Nicola McCrory (17) from Blantyre says: "I use braille on a daily basis for class work and I can send and receive emails. I do like using braille because a lot of word and letter combinations are contracted so it's quicker to type."
Ross O'Malley (32) from Dalkeith has used braille since the age of . "I used it to read books and to do my exams in school," he says, "and now I use it at work to read what's on the computer screen and take notes and messages. Even though more and more new technology is being introduced, braille will always be my first method of communication as I find it easier than any other."
Bilal Iqbal (27) from Livingston agrees. "I find it more convenient and easier than other forms of communication because it means that if I'm given lots of information about something I have it in front of me to read. The advantage is I can refer back to anything I might forget. I hope braille will continue to be used as this is the only way people who are registered blind can read, and gives people the chance to continue to use the braille skills they have learned."
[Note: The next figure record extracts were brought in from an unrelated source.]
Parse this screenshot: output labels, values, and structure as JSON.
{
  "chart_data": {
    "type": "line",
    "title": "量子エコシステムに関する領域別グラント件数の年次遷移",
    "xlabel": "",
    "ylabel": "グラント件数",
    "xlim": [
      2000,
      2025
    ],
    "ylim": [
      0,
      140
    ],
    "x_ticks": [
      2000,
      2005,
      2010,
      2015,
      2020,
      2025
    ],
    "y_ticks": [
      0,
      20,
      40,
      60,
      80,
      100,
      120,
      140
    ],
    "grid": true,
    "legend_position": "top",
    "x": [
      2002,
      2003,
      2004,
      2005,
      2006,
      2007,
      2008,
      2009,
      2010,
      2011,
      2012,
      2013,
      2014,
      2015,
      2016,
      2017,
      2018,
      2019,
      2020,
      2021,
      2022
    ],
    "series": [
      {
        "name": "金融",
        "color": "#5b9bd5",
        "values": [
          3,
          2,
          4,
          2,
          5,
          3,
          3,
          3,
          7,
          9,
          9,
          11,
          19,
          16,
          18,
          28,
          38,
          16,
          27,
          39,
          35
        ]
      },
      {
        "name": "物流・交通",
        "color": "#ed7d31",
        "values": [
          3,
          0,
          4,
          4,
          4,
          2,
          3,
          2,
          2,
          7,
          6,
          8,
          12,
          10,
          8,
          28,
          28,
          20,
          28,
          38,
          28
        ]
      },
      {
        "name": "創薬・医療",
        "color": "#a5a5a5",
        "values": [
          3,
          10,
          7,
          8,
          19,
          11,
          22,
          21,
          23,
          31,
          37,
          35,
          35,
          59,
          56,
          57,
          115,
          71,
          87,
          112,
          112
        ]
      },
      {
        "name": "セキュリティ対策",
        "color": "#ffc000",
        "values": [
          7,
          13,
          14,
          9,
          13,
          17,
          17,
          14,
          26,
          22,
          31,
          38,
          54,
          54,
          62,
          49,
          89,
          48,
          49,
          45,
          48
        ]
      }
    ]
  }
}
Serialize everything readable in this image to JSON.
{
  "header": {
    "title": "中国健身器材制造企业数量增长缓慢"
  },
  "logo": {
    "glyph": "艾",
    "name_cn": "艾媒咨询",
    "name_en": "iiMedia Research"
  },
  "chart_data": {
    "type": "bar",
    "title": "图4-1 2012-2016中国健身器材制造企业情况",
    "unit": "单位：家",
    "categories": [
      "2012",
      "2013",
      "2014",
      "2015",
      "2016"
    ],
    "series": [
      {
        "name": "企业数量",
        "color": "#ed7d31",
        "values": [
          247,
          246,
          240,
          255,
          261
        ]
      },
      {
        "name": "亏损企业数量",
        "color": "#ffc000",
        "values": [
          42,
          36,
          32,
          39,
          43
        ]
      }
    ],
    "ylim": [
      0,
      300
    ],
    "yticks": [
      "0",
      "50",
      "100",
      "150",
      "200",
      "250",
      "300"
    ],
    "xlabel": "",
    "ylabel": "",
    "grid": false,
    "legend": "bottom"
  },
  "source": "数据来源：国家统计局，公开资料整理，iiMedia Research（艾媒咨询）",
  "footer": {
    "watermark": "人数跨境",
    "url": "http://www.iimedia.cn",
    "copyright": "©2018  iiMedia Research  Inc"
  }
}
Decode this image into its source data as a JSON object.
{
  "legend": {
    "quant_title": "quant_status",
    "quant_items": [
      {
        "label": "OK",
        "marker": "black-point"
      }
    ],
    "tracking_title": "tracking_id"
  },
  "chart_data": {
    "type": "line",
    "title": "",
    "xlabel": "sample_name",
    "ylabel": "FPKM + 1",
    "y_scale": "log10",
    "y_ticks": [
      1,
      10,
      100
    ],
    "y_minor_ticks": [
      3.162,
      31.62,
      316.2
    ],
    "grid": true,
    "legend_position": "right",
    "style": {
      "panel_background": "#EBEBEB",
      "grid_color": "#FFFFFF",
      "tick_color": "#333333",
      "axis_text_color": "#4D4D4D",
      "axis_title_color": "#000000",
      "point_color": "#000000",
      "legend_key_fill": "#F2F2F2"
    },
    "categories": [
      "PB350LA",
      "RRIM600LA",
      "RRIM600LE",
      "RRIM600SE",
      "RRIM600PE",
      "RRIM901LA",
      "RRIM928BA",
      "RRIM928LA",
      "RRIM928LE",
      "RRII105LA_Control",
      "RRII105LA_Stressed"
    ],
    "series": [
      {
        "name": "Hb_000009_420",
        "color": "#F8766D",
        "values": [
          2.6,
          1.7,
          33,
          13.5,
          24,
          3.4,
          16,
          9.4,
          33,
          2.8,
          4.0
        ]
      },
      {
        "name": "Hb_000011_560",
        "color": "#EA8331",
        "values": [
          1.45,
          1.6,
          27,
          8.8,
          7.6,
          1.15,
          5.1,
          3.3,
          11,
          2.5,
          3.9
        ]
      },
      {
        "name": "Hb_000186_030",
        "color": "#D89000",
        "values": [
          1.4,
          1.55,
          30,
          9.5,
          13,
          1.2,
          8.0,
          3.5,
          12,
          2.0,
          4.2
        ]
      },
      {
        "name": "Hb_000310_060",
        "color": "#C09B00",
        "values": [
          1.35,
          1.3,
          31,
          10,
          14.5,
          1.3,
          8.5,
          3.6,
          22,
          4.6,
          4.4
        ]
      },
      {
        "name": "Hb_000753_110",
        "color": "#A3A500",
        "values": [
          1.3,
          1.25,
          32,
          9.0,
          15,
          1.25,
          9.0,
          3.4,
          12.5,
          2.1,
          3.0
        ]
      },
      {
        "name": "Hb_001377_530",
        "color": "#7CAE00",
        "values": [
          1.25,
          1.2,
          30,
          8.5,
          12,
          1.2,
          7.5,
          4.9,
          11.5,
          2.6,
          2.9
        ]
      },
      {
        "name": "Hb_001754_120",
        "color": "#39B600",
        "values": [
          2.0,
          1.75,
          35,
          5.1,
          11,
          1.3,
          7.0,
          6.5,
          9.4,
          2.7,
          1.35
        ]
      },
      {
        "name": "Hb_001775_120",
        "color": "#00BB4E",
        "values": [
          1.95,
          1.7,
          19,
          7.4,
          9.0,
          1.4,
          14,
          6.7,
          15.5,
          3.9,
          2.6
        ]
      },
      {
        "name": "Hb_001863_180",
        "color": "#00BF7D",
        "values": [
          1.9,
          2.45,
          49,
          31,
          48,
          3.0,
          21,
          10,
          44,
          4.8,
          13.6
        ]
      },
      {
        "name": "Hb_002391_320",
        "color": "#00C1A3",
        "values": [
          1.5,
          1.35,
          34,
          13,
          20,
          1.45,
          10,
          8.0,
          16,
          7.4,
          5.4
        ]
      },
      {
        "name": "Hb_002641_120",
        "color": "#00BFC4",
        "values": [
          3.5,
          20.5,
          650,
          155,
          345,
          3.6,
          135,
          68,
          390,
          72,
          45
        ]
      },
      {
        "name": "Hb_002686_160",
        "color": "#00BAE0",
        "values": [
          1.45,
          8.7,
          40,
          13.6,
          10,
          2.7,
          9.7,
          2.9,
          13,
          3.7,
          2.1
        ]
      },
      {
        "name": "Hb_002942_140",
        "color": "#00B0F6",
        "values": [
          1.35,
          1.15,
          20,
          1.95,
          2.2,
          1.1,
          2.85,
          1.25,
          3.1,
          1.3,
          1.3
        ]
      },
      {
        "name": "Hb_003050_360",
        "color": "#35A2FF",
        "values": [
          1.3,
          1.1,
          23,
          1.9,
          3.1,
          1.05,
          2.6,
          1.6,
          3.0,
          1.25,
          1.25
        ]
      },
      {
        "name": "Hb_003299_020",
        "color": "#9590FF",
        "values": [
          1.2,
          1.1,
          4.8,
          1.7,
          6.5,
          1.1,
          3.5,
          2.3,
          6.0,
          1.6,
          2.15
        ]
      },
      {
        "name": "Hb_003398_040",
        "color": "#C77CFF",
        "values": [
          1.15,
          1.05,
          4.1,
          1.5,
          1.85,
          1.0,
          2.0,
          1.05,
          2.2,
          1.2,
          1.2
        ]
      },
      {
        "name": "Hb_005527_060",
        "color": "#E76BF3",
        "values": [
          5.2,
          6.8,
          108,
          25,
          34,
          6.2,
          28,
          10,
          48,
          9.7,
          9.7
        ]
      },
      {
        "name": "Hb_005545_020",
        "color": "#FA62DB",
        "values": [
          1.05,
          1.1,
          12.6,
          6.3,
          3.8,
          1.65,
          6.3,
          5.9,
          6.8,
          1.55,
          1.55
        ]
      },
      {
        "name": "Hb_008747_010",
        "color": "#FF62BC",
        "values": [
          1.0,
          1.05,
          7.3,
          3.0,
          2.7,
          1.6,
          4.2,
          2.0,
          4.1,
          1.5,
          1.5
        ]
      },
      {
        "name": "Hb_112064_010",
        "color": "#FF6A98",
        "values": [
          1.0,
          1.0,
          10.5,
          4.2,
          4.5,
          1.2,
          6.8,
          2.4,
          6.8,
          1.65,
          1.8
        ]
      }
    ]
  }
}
James Adams, director of RNIB Scotland, said: “The invention of braille is often compared to the invention of the printing press for sighted people. For thousands across the world, braille means independence, knowledge and freedom.
"Braille also lets you read out loud - a bedtime story to children, a presentation at work, sing in a choir from braille music sheets, or play games such as Monopoly, Scrabble and cards where there are braille versions available."
RNIB has 10,900 braille library master-files it can produce a book from. Readers can request a printed-off braille copy, download a title from RNIB's reading services platform, or buy a SD card with thousands of braille files available on it. The most popular authors requested this year include J K Rowling, Anna Jacobs, Richard Osman, Lee Child, Elly Griffiths and Maeve Binchy.
The RNIB library also has over 2,451 electronic master-files for braille music scores and various maths and science books and codes, as well as maps. RNIB also transcribes magazines into braille - TV guides are the most popular.